“大理把洱海当亲闺女养。”
刷到这句话时,我正挤在地铁里,口罩糊得喘不过气——下一秒就把年假全砸去大理。
落地三天,脸被晒成猪肝色,却心甘情愿:
1. 洱海环湖公交免票,司机边开车边报水质:今天Ⅱ类,放心踩水。
2. 古城巷子里的垃圾桶,白族扎染布套着,连扔个矿泉水瓶都有仪式感。
3. 晚上十点,小摊收摊,地面却不见一纸片——问老板,答:“罚两百,还得穿红马甲捡垃圾,丢人。

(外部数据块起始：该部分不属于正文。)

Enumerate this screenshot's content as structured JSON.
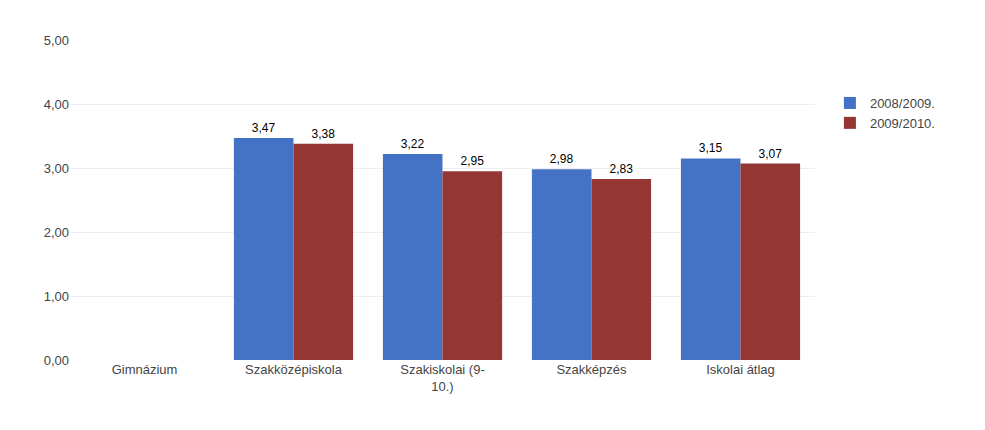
{
  "chart_data": {
    "type": "bar",
    "categories": [
      "Gimnázium",
      "Szakközépiskola",
      "Szakiskolai (9-\n10.)",
      "Szakképzés",
      "Iskolai átlag"
    ],
    "series": [
      {
        "name": "2008/2009.",
        "color": "#4472C4",
        "values": [
          0,
          3.47,
          3.22,
          2.98,
          3.15
        ],
        "value_labels": [
          null,
          "3,47",
          "3,22",
          "2,98",
          "3,15"
        ]
      },
      {
        "name": "2009/2010.",
        "color": "#943634",
        "values": [
          0,
          3.38,
          2.95,
          2.83,
          3.07
        ],
        "value_labels": [
          null,
          "3,38",
          "2,95",
          "2,83",
          "3,07"
        ]
      }
    ],
    "ylim": [
      0,
      5.0
    ],
    "yticks": [
      {
        "value": 0.0,
        "label": "0,00"
      },
      {
        "value": 1.0,
        "label": "1,00"
      },
      {
        "value": 2.0,
        "label": "2,00"
      },
      {
        "value": 3.0,
        "label": "3,00"
      },
      {
        "value": 4.0,
        "label": "4,00"
      },
      {
        "value": 5.0,
        "label": "5,00"
      }
    ],
    "grid": true,
    "legend": "right",
    "data_labels": true
  }
}
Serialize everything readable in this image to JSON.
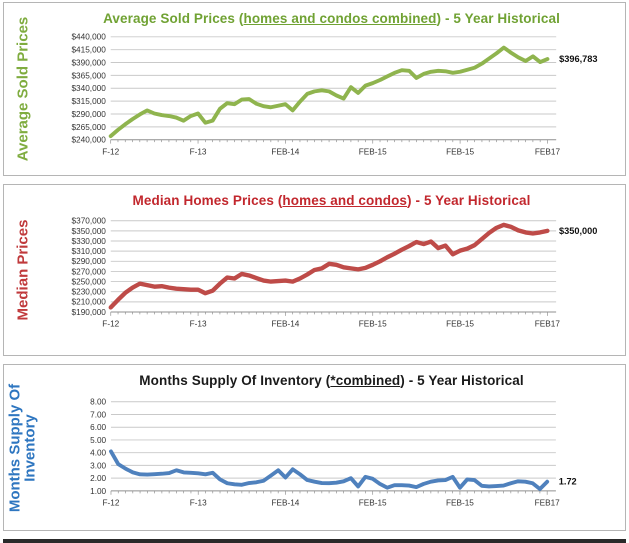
{
  "page": {
    "background": "#ffffff",
    "footer_bar_color": "#2a2a2a"
  },
  "chart_data": [
    {
      "id": "average-sold-prices",
      "type": "line",
      "title": "Average Sold Prices (homes and condos combined) - 5 Year Historical",
      "title_prefix": "Average Sold Prices (",
      "title_underline": "homes and condos combined",
      "title_suffix": ") - 5 Year Historical",
      "title_color": "#70A233",
      "ylabel": "Average Sold Prices",
      "ylabel_color": "#7FAC3F",
      "line_color": "#8FB44E",
      "grid": true,
      "legend": "none",
      "ylim": [
        240000,
        440000
      ],
      "y_tick_labels": [
        "$440,000",
        "$415,000",
        "$390,000",
        "$365,000",
        "$340,000",
        "$315,000",
        "$290,000",
        "$265,000",
        "$240,000"
      ],
      "y_tick_values": [
        440000,
        415000,
        390000,
        365000,
        340000,
        315000,
        290000,
        265000,
        240000
      ],
      "x_tick_labels": [
        "F-12",
        "F-13",
        "FEB-14",
        "FEB-15",
        "FEB-15",
        "FEB17"
      ],
      "x_tick_indices": [
        0,
        12,
        24,
        36,
        48,
        60
      ],
      "x_range_note": "monthly, Feb-2012 through Feb-2017",
      "values": [
        247000,
        259000,
        270000,
        280000,
        289000,
        297000,
        291000,
        288000,
        286000,
        283000,
        277000,
        286000,
        291000,
        273000,
        277000,
        300000,
        311000,
        309000,
        318000,
        319000,
        310000,
        305000,
        303000,
        306000,
        309000,
        297000,
        314000,
        329000,
        334000,
        336000,
        334000,
        326000,
        320000,
        342000,
        331000,
        345000,
        350000,
        356000,
        363000,
        370000,
        375000,
        374000,
        360000,
        368000,
        372000,
        374000,
        373000,
        370000,
        372000,
        376000,
        380000,
        388000,
        398000,
        408000,
        419000,
        409000,
        400000,
        393000,
        402000,
        391000,
        396783
      ],
      "end_label": "$396,783"
    },
    {
      "id": "median-prices",
      "type": "line",
      "title": "Median Homes Prices (homes and condos) - 5 Year Historical",
      "title_prefix": "Median Homes Prices (",
      "title_underline": "homes and condos",
      "title_suffix": ") - 5 Year Historical",
      "title_color": "#C2272D",
      "ylabel": "Median Prices",
      "ylabel_color": "#C03A3C",
      "line_color": "#BE4B48",
      "grid": true,
      "legend": "none",
      "ylim": [
        190000,
        370000
      ],
      "y_tick_labels": [
        "$370,000",
        "$350,000",
        "$330,000",
        "$310,000",
        "$290,000",
        "$270,000",
        "$250,000",
        "$230,000",
        "$210,000",
        "$190,000"
      ],
      "y_tick_values": [
        370000,
        350000,
        330000,
        310000,
        290000,
        270000,
        250000,
        230000,
        210000,
        190000
      ],
      "x_tick_labels": [
        "F-12",
        "F-13",
        "FEB-14",
        "FEB-15",
        "FEB-15",
        "FEB17"
      ],
      "x_tick_indices": [
        0,
        12,
        24,
        36,
        48,
        60
      ],
      "x_range_note": "monthly, Feb-2012 through Feb-2017",
      "values": [
        199000,
        214000,
        228000,
        238000,
        246000,
        243000,
        240000,
        241000,
        238000,
        236000,
        235000,
        234000,
        234000,
        227000,
        232000,
        246000,
        258000,
        256000,
        265000,
        262000,
        257000,
        252000,
        250000,
        251000,
        252000,
        250000,
        256000,
        264000,
        273000,
        276000,
        285000,
        283000,
        278000,
        276000,
        274000,
        277000,
        283000,
        290000,
        298000,
        305000,
        313000,
        320000,
        328000,
        324000,
        329000,
        316000,
        321000,
        304000,
        311000,
        315000,
        322000,
        334000,
        346000,
        356000,
        362000,
        358000,
        351000,
        347000,
        345000,
        347000,
        350000
      ],
      "end_label": "$350,000"
    },
    {
      "id": "months-supply",
      "type": "line",
      "title": "Months Supply Of Inventory (*combined) - 5 Year Historical",
      "title_prefix": "Months Supply Of Inventory (",
      "title_underline": "*combined",
      "title_suffix": ") - 5 Year Historical",
      "title_color": "#1a1a1a",
      "ylabel": "Months Supply Of Inventory",
      "ylabel_color": "#2E76C0",
      "line_color": "#4F81BD",
      "grid": true,
      "legend": "none",
      "ylim": [
        1,
        8
      ],
      "y_tick_labels": [
        "8.00",
        "7.00",
        "6.00",
        "5.00",
        "4.00",
        "3.00",
        "2.00",
        "1.00"
      ],
      "y_tick_values": [
        8,
        7,
        6,
        5,
        4,
        3,
        2,
        1
      ],
      "x_tick_labels": [
        "F-12",
        "F-13",
        "FEB-14",
        "FEB-15",
        "FEB-15",
        "FEB17"
      ],
      "x_tick_indices": [
        0,
        12,
        24,
        36,
        48,
        60
      ],
      "x_range_note": "monthly, Feb-2012 through Feb-2017",
      "values": [
        4.1,
        3.1,
        2.75,
        2.45,
        2.3,
        2.28,
        2.32,
        2.35,
        2.4,
        2.62,
        2.45,
        2.42,
        2.38,
        2.3,
        2.42,
        1.9,
        1.6,
        1.52,
        1.48,
        1.62,
        1.68,
        1.8,
        2.2,
        2.62,
        2.05,
        2.7,
        2.3,
        1.85,
        1.72,
        1.62,
        1.6,
        1.65,
        1.75,
        2.0,
        1.35,
        2.1,
        1.95,
        1.55,
        1.25,
        1.45,
        1.45,
        1.42,
        1.3,
        1.55,
        1.72,
        1.82,
        1.85,
        2.1,
        1.25,
        1.9,
        1.85,
        1.4,
        1.35,
        1.38,
        1.42,
        1.6,
        1.75,
        1.72,
        1.6,
        1.15,
        1.72
      ],
      "end_label": "1.72"
    }
  ]
}
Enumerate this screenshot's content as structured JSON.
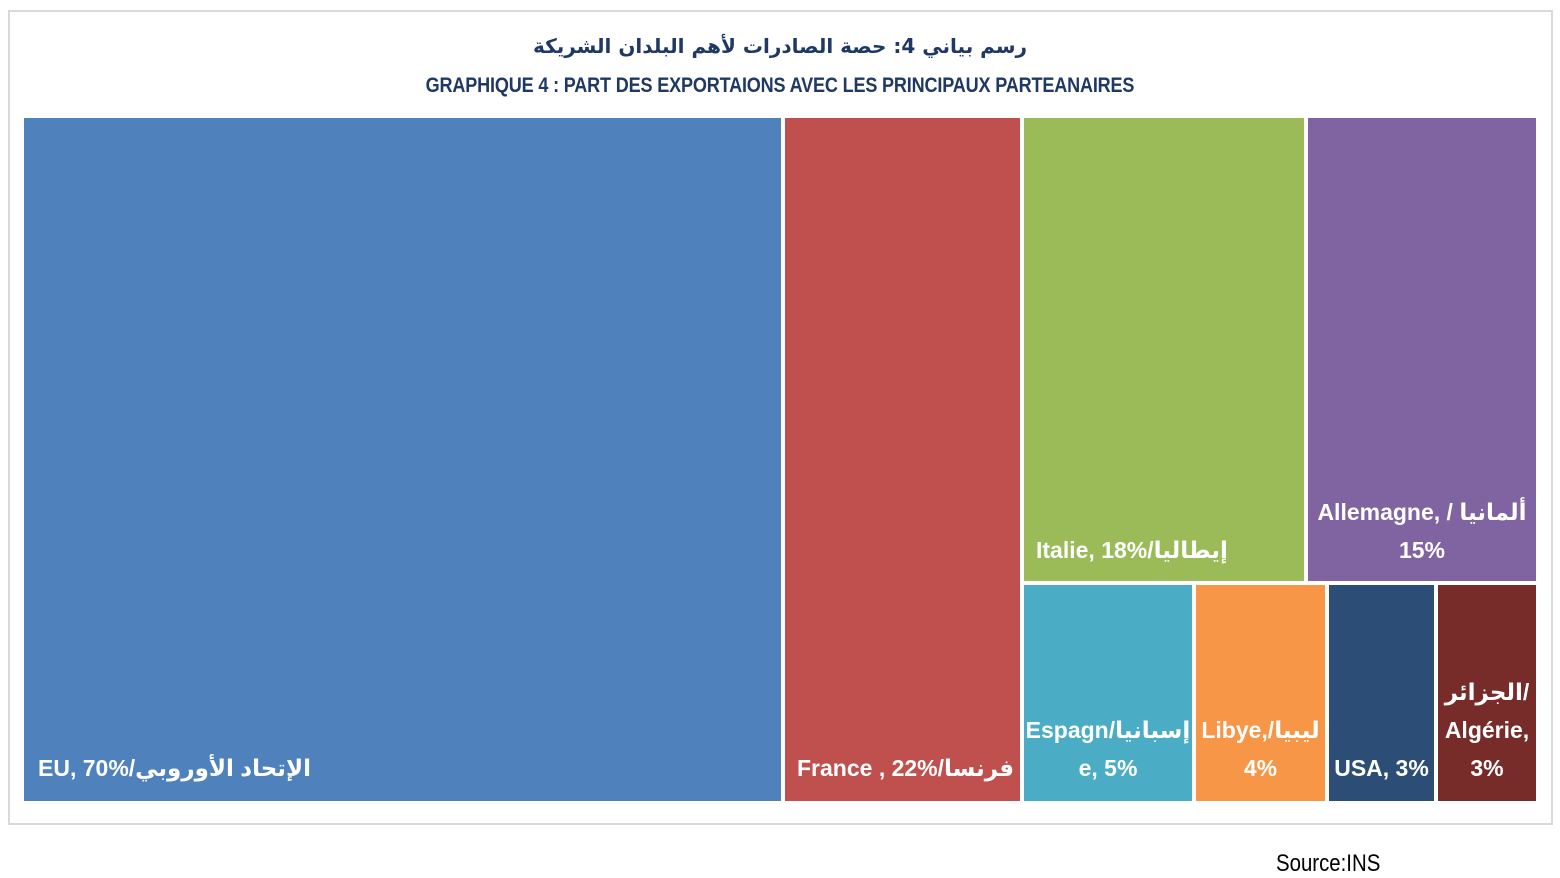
{
  "chart_data": {
    "type": "treemap",
    "title_ar": "رسم بياني 4: حصة الصادرات لأهم البلدان الشريكة",
    "title_fr": "GRAPHIQUE 4 : PART DES EXPORTAIONS AVEC LES PRINCIPAUX PARTEANAIRES",
    "source": "Source:INS",
    "items": [
      {
        "label": "EU, 70%/الإتحاد الأوروبي",
        "value": 70,
        "color": "#4f81bd"
      },
      {
        "label": "France  , 22%/فرنسا",
        "value": 22,
        "color": "#c0504d"
      },
      {
        "label": "Italie, 18%/إيطاليا",
        "value": 18,
        "color": "#9bbb59"
      },
      {
        "label": "Allemagne, / ألمانيا\n15%",
        "value": 15,
        "color": "#8064a2"
      },
      {
        "label": "Espagn/إسبانيا\ne, 5%",
        "value": 5,
        "color": "#4bacc6"
      },
      {
        "label": "Libye,/ليبيا\n4%",
        "value": 4,
        "color": "#f79646"
      },
      {
        "label": "USA, 3%",
        "value": 3,
        "color": "#2c4d75"
      },
      {
        "label": "الجزائر/\nAlgérie,\n3%",
        "value": 3,
        "color": "#772c2a"
      }
    ]
  }
}
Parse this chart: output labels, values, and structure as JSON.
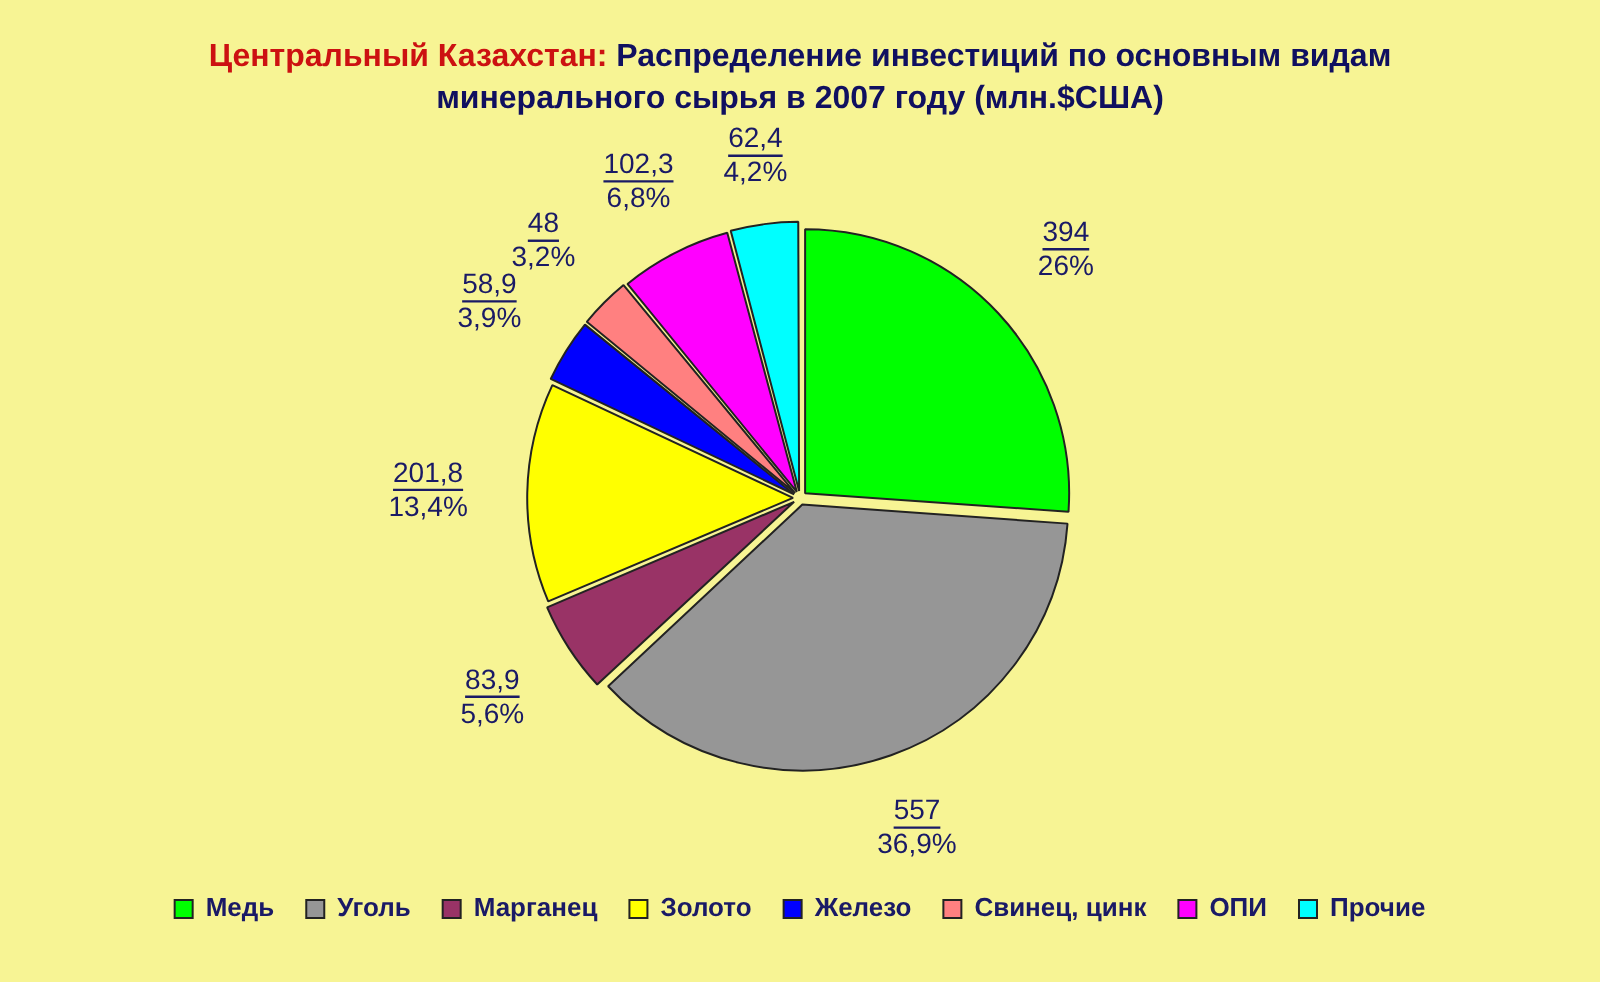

”
最离谱的是民宿老板,上海人,辞了年薪60万的产品总监来开六间房。理由简单:
“在上海,挣钱给房东;在大理,挣钱给洱海。”
他偷偷透露:政府给补贴,装污水净化器,花30万,补18万,条件是必须接入市政管网,一滴水不许直排洱海。
我算过账:大理一年砸在洱海上的钱,平摊到每个常住人口,差不多一人一万。
啥概念?够小城市刷一年短视频流量,却只换来湖水少一个色度。
可当地人咧嘴笑:“值!水好了,游客多,房价稳,我家民宿冬天都能满房。”
离开那天,碰到一群北京来的大爷,扛着相机蹲拍红嘴鸥。
大爷吐槽:“故宫修得再精,也没这儿活得松快。”
我点头,想起洱海边的标语:
“我们不是保护洱海,我们是保护自己将来还能哭还能笑的地方。”
回城飞机起飞,舷窗下那片蓝像被谁打翻的墨。
旁边姑娘突然说:“看完洱海,谁还甘心在格子间里烂掉?”
我没接话,只是把航班餐的塑料勺揣进口袋——落地北京,得先找分类垃圾桶。